Samir Abd al-Aziz al-Najim was handed over to U.S. troops by Iraqi Kurds near the northern city of Mosul overnight, said U.S. Brig. Gen. Vincent Brooks.
Al-Najim was the Baath Party Regional Command Chairman for east Baghdad and was the four of clubs on the 55-card deck U.S. military officials handed out to American forces to help in identifying wanted Iraqi officials.
He was Minster of Oil until earlier this year and was Saddam Hussein's chief of staff for several years after the 1991 Gulf War.
He was the third member of the list of 55 captured thus far, and the second in as many days. Another one of the "most wanted" has surrendered and another is believed to have been killed.
Finding the leaders of the regime is a key goal of the U.S. campaign, both for its own sake and as an aid to finding weapons of mass destruction. Lower-level captures are also considered a possible link to higher-ranking fugitives, especially Saddam himself.
Central Command said Thursday that special forces troops had captured Barzan Ibrahim Hasan Al Tikriti, a half-brother and adviser to Saddam.
The first leader reported captured was Watban Ibrahim Hasan, one of Saddam's three half brothers, who once served as Iraq's interior minister.

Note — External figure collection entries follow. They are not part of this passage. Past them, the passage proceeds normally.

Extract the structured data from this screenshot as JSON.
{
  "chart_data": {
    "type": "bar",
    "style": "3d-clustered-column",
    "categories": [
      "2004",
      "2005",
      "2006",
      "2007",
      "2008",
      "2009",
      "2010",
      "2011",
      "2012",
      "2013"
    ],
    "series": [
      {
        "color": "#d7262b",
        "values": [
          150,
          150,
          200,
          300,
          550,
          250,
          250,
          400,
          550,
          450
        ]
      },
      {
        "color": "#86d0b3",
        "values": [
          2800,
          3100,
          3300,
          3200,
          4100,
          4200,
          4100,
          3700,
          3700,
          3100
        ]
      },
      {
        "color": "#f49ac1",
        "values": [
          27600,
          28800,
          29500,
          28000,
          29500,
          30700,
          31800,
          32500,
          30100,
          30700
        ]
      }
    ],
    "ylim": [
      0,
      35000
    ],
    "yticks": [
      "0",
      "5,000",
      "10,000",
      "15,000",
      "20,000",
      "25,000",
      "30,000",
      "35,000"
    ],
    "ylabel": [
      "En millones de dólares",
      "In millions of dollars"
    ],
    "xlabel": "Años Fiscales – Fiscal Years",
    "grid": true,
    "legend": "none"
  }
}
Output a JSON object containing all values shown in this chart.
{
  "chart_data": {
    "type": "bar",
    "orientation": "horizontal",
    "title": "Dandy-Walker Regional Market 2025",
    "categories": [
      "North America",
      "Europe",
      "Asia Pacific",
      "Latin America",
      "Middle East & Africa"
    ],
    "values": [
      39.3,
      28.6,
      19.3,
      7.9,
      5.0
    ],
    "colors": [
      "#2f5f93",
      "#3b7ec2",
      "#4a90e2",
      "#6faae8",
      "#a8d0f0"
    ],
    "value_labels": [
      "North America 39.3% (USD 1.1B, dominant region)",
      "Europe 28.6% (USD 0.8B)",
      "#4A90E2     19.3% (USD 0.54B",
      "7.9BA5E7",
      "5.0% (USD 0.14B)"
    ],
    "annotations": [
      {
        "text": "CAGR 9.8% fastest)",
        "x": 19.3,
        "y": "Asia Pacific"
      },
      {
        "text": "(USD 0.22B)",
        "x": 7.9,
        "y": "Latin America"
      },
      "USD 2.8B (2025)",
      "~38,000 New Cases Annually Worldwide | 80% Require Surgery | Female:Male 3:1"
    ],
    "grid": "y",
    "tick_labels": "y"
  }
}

Iraqi science adviser and special weapons chief Lt. Gen. Amer al-Saadi, surrendered over the weekend.
Ali Al Hasan Majid, known as "Chemical Ali" for his role in Iraq's alleged use of chemical weapons against Kurds in 1988, is believed to have been killed in an airstrike.
War commander Gen. Tommy Franks said Sunday that the United States was holding several high-ranking Iraqi prisoners in western Iraq. Neither he nor Pentagon officials would say how many leading Iraqis have been captured.
The biggest uncertainties concern the people at the top of the list: Saddam and his sons Uday and Qusay. It is not clear if they are alive or dead, in Iraq or elsewhere.
Barzan al-Tikriti, like his brother Watban, was seen as a major catch because of the likelihood he could provide information on Saddam's suspected weapons of mass destruction program, one of the major reasons the United States and Great Britain launched the war.
So far, coalition forces have not found any certain evidence that those weapons exist in Iraq.
The third half-brother, Sab'awi Ibrahim Hasan al-Tikriti, reportedly had taken refuge in Damascus, Syria. He is the six of diamonds in the 55-card deck carried by U.S. troops.
The United States has issued stern warnings to Syria not to harbor fugitives from the Saddam regime. Damascus denies any top officials of the former government have been offered sanctuary.
The U.S. also has in custody two important figures not on the list of 55.
One is, Jaffar al-Jaffer, a former nuclear program chief in Iraq, who had fled to an undisclosed Middle Eastern country before turning himself in to U.S. forces. Another is Abu Abbas, wanted for plotting the 1985 Achille Lauro hijacking, who was captured by U.S. forces in Iraq.
This week, American troops also raided the home of Dr. Rihab Taha, nicknamed "Dr. Germ," a microbiologist suspected of running Iraq's biological weapons program. Her whereabouts are unknown. She is not among the 55 wanted leaders.
Separately, a news report had said that Iraq's former information minister Mohammed al-Sahhaf may have killed himself. Al-Sahhaf was known for repeatedly denying during the war that the allied forces were making any progress.
Central Command says it's heard the reports, but hasn't confirmed them.